Apparently you could turn it off. But why on earth is that the default
I think for a "watertight" case you would need examples of articles or books where scr and cal are used to distinguish two different things for lowercase letters
its got 4 categories for calligraphy/script! upright, restrained, embellished, heavily sloped
Oh yes definitely.
I think that only applies to abstracts?
well its something at least :p
On another note, what's the status ofhttps://github.com/typst/typst/pull/8172?
It would be nice to merge #126. The test is not extremely important, but it can help detect mistakes earlier, which is alway nice.
The diff looks very bad on GitHub, but most of it is re-indentation, so VSCode and RustRover display it correctly.
If no one from the community has the time to review it in the following days, I'll ping Laurenz to do it himself.
Also, the commit history looks very bad, that's not GitHub fault, that's mine. Sorry for that.
#171 changes the NumeralSystem type to use &str instead of char everywhere. This is required to merge the Arabic abjad numerals PR, and more generally a change that can be useful in the future.

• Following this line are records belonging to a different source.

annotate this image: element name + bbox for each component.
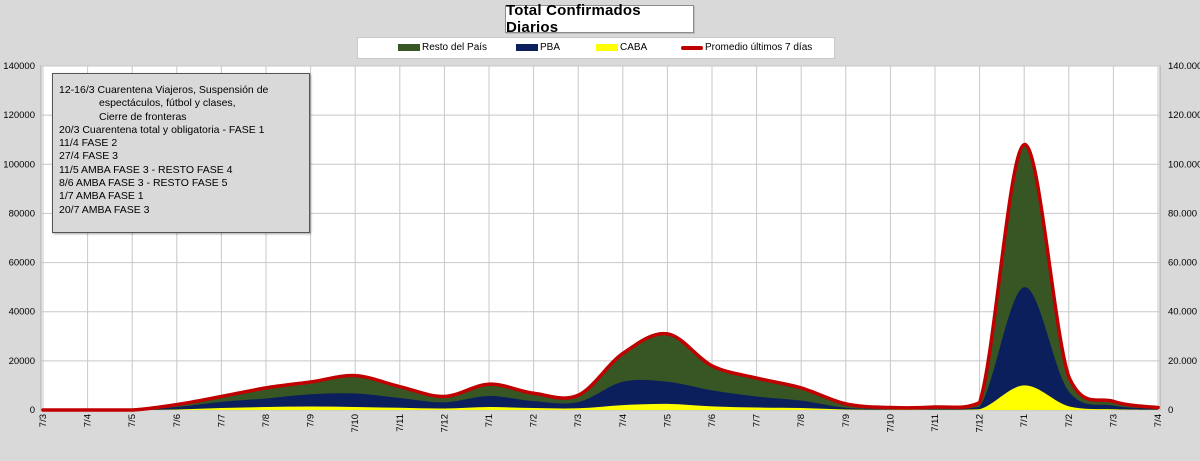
- chart-title: Total Confirmados Diarios: [505, 2, 694, 36]
- x-tick-label: 7/6: [172, 414, 183, 427]
- x-axis: 7/3 7/4 7/5 7/6 7/7 7/8 7/9 7/10 7/11 7/12 7/1 7/2 7…: [38, 414, 1164, 433]
- note-line: 27/4 FASE 3: [59, 150, 118, 163]
- x-tick-label: 7/12: [439, 414, 450, 433]
- y-axis-left: 0 20000 40000 60000 80000 100000 120000 140000: [3, 61, 35, 416]
- x-tick-label: 7/3: [38, 414, 49, 427]
- x-tick-label: 7/7: [752, 414, 763, 427]
- x-tick-label: 7/9: [306, 414, 317, 427]
- legend-item-caba: CABA: [596, 42, 647, 53]
- note-line: 1/7 AMBA FASE 1: [59, 190, 144, 203]
- x-tick-label: 7/3: [573, 414, 584, 427]
- legend-swatch-pba: [516, 44, 538, 51]
- x-tick-label: 7/5: [127, 414, 138, 427]
- notes-box: 12-16/3 Cuarentena Viajeros, Suspensión …: [52, 73, 310, 233]
- x-tick-label: 7/8: [261, 414, 272, 427]
- y-tick-label-left: 60000: [9, 258, 35, 269]
- y-tick-label-left: 0: [30, 405, 35, 416]
- y-tick-label-left: 20000: [9, 356, 35, 367]
- x-tick-label: 7/11: [930, 414, 941, 432]
- y-tick-label-right: 20.000: [1168, 356, 1197, 367]
- y-axis-right: 0 20.000 40.000 60.000 80.000 100.000 120.000 1…: [1168, 61, 1200, 416]
- x-tick-label: 7/2: [529, 414, 540, 427]
- x-tick-label: 7/10: [350, 414, 361, 433]
- note-line: 12-16/3 Cuarentena Viajeros, Suspensión …: [59, 84, 269, 96]
- x-tick-label: 7/9: [841, 414, 852, 427]
- legend-label-pba: PBA: [540, 42, 561, 53]
- x-tick-label: 7/12: [975, 414, 986, 433]
- x-tick-label: 7/6: [707, 414, 718, 427]
- note-line: espectáculos, fútbol y clases,: [99, 97, 236, 110]
- x-tick-label: 7/2: [1064, 414, 1075, 427]
- average-line: [41, 142, 1160, 412]
- y-tick-label-right: 60.000: [1168, 258, 1197, 269]
- legend-swatch-resto: [398, 44, 420, 51]
- x-tick-label: 7/4: [618, 414, 629, 427]
- legend-label-resto: Resto del País: [422, 42, 488, 53]
- y-tick-label-right: 100.000: [1168, 159, 1200, 170]
- legend-swatch-promedio: [681, 45, 703, 50]
- x-tick-label: 7/7: [216, 414, 227, 427]
- note-line: 20/7 AMBA FASE 3: [59, 203, 150, 216]
- legend-label-caba: CABA: [620, 42, 648, 53]
- y-tick-label-left: 80000: [9, 208, 35, 219]
- y-tick-label-right: 80.000: [1168, 208, 1197, 219]
- x-tick-label: 7/10: [885, 414, 896, 433]
- y-tick-label-left: 40000: [9, 307, 35, 318]
- y-tick-label-right: 140.000: [1168, 61, 1200, 72]
- y-tick-label-left: 120000: [3, 110, 35, 121]
- y-tick-label-left: 100000: [3, 159, 35, 170]
- x-tick-label: 7/5: [662, 414, 673, 427]
- legend-item-promedio: Promedio últimos 7 días: [681, 42, 812, 53]
- note-line: 20/3 Cuarentena total y obligatoria - FA…: [59, 123, 265, 136]
- average-line-group: [41, 142, 1160, 412]
- area-caba: [43, 385, 1158, 410]
- x-tick-label: 7/4: [83, 414, 94, 427]
- legend-item-resto: Resto del País: [398, 42, 487, 53]
- legend-item-pba: PBA: [516, 42, 560, 53]
- note-line: 8/6 AMBA FASE 3 - RESTO FASE 5: [59, 177, 228, 190]
- y-tick-label-right: 0: [1168, 405, 1173, 416]
- legend-swatch-caba: [596, 44, 618, 51]
- x-tick-label: 7/4: [1153, 414, 1164, 427]
- note-line: 11/5 AMBA FASE 3 - RESTO FASE 4: [59, 163, 233, 176]
- x-tick-label: 7/1: [1019, 414, 1030, 427]
- y-tick-label-left: 140000: [3, 61, 35, 72]
- y-tick-label-right: 120.000: [1168, 110, 1200, 121]
- x-tick-label: 7/8: [796, 414, 807, 427]
- legend-label-promedio: Promedio últimos 7 días: [705, 42, 813, 53]
- legend: Resto del País PBA CABA Promedio últimos…: [357, 37, 835, 59]
- series-areas: [43, 144, 1158, 410]
- x-tick-label: 7/1: [484, 414, 495, 427]
- note-line: 11/4 FASE 2: [59, 137, 118, 150]
- x-tick-label: 7/11: [395, 414, 406, 432]
- note-line: Cierre de fronteras: [99, 110, 187, 123]
- y-tick-label-right: 40.000: [1168, 307, 1197, 318]
- x-tick-label: 7/3: [1108, 414, 1119, 427]
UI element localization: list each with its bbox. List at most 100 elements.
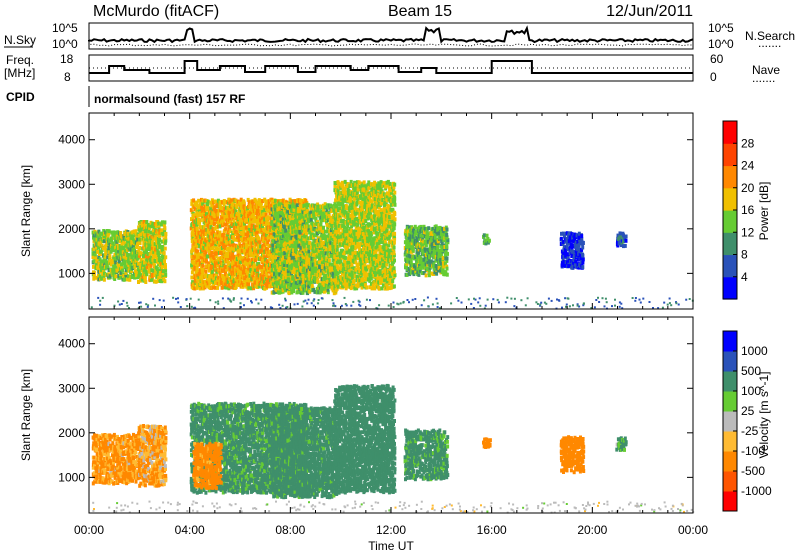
- data-cell: [229, 257, 233, 262]
- data-cell: [368, 259, 372, 264]
- data-cell: [160, 258, 164, 263]
- data-cell: [239, 221, 243, 226]
- data-cell: [330, 226, 334, 231]
- data-cell: [123, 277, 127, 282]
- data-cell: [107, 268, 111, 272]
- data-cell: [219, 237, 223, 242]
- data-cell: [204, 257, 208, 262]
- data-cell: [257, 243, 261, 248]
- data-cell: [208, 231, 212, 236]
- data-cell: [278, 247, 282, 252]
- data-cell: [364, 202, 368, 207]
- data-cell: [365, 252, 369, 257]
- data-cell: [228, 216, 232, 221]
- data-cell: [324, 205, 328, 210]
- data-cell: [296, 279, 300, 284]
- data-cell: [151, 253, 155, 258]
- data-cell: [296, 224, 300, 229]
- data-cell: [189, 226, 193, 231]
- data-cell: [294, 249, 298, 254]
- data-cell: [302, 276, 306, 281]
- data-cell: [312, 209, 315, 213]
- data-cell: [255, 211, 259, 216]
- nave-label: Nave: [752, 63, 780, 77]
- data-cell: [116, 238, 120, 243]
- data-cell: [325, 220, 328, 225]
- data-cell: [246, 225, 249, 230]
- data-cell: [329, 251, 333, 256]
- data-cell: [211, 246, 215, 250]
- data-cell: [138, 241, 142, 246]
- data-cell: [149, 220, 153, 225]
- data-cell: [127, 274, 131, 279]
- data-cell: [230, 271, 234, 276]
- data-cell: [305, 258, 309, 263]
- data-cell: [333, 261, 337, 266]
- data-cell: [320, 265, 324, 270]
- data-cell: [190, 263, 194, 268]
- data-cell: [315, 233, 319, 238]
- data-cell: [314, 216, 318, 221]
- data-cell: [274, 252, 278, 257]
- data-cell: [143, 267, 147, 272]
- data-cell: [314, 262, 318, 267]
- data-cell: [341, 209, 345, 214]
- data-cell: [364, 194, 368, 199]
- data-cell: [370, 217, 374, 222]
- data-cell: [263, 242, 267, 247]
- data-cell: [347, 235, 351, 240]
- cpid-label: CPID: [6, 90, 35, 104]
- data-cell: [361, 182, 365, 187]
- data-cell: [217, 260, 221, 264]
- data-cell: [216, 247, 220, 252]
- data-cell: [213, 205, 217, 210]
- data-cell: [312, 233, 316, 238]
- data-cell: [139, 232, 143, 237]
- data-cell: [211, 261, 215, 266]
- data-cell: [241, 226, 245, 231]
- data-cell: [311, 271, 315, 275]
- data-cell: [150, 224, 154, 229]
- data-cell: [227, 197, 231, 202]
- data-cell: [275, 216, 279, 221]
- data-cell: [113, 236, 117, 241]
- data-cell: [336, 271, 340, 276]
- data-cell: [286, 268, 290, 273]
- data-cell: [242, 200, 246, 205]
- data-cell: [312, 215, 316, 220]
- data-cell: [156, 230, 160, 235]
- data-cell: [277, 230, 281, 235]
- data-cell: [371, 225, 375, 230]
- data-cell: [307, 219, 311, 224]
- data-cell: [113, 252, 117, 257]
- data-cell: [234, 277, 238, 282]
- data-cell: [331, 271, 335, 276]
- data-cell: [135, 253, 139, 258]
- data-cell: [236, 273, 240, 278]
- data-cell: [335, 208, 339, 213]
- data-cell: [281, 280, 285, 285]
- data-cell: [125, 258, 128, 263]
- data-cell: [202, 228, 206, 233]
- data-cell: [212, 279, 216, 284]
- data-cell: [333, 184, 337, 188]
- data-cell: [302, 217, 306, 222]
- data-cell: [137, 261, 141, 266]
- data-cell: [220, 220, 223, 225]
- data-cell: [232, 243, 236, 248]
- data-cell: [328, 282, 332, 287]
- data-cell: [257, 249, 261, 254]
- data-cell: [145, 246, 149, 251]
- data-cell: [230, 285, 234, 290]
- data-cell: [335, 256, 339, 261]
- data-cell: [295, 212, 299, 217]
- data-cell: [217, 275, 221, 280]
- data-cell: [364, 219, 368, 223]
- data-cell: [338, 206, 342, 211]
- data-cell: [210, 243, 214, 248]
- data-cell: [281, 288, 285, 292]
- data-cell: [355, 200, 359, 205]
- data-cell: [314, 268, 317, 273]
- data-cell: [224, 244, 228, 249]
- data-cell: [236, 248, 240, 253]
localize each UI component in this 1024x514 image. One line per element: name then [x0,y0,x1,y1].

@river berry if you are interested you can ask to be given approval permission on typst/codex. One more person with the power to help PRs move forward is always nice
I actually did so yesterday lol
@midnight tangle As people have already picked up on, we're nearing a release candidate for 0.15. Is codex in a releasable state or is there stuff that should still land?
On a side note, I noticed one minor issue with the changelog.
Unless I'm missing something, it should be in a releasable state. I'll make a PR to fix the changelog.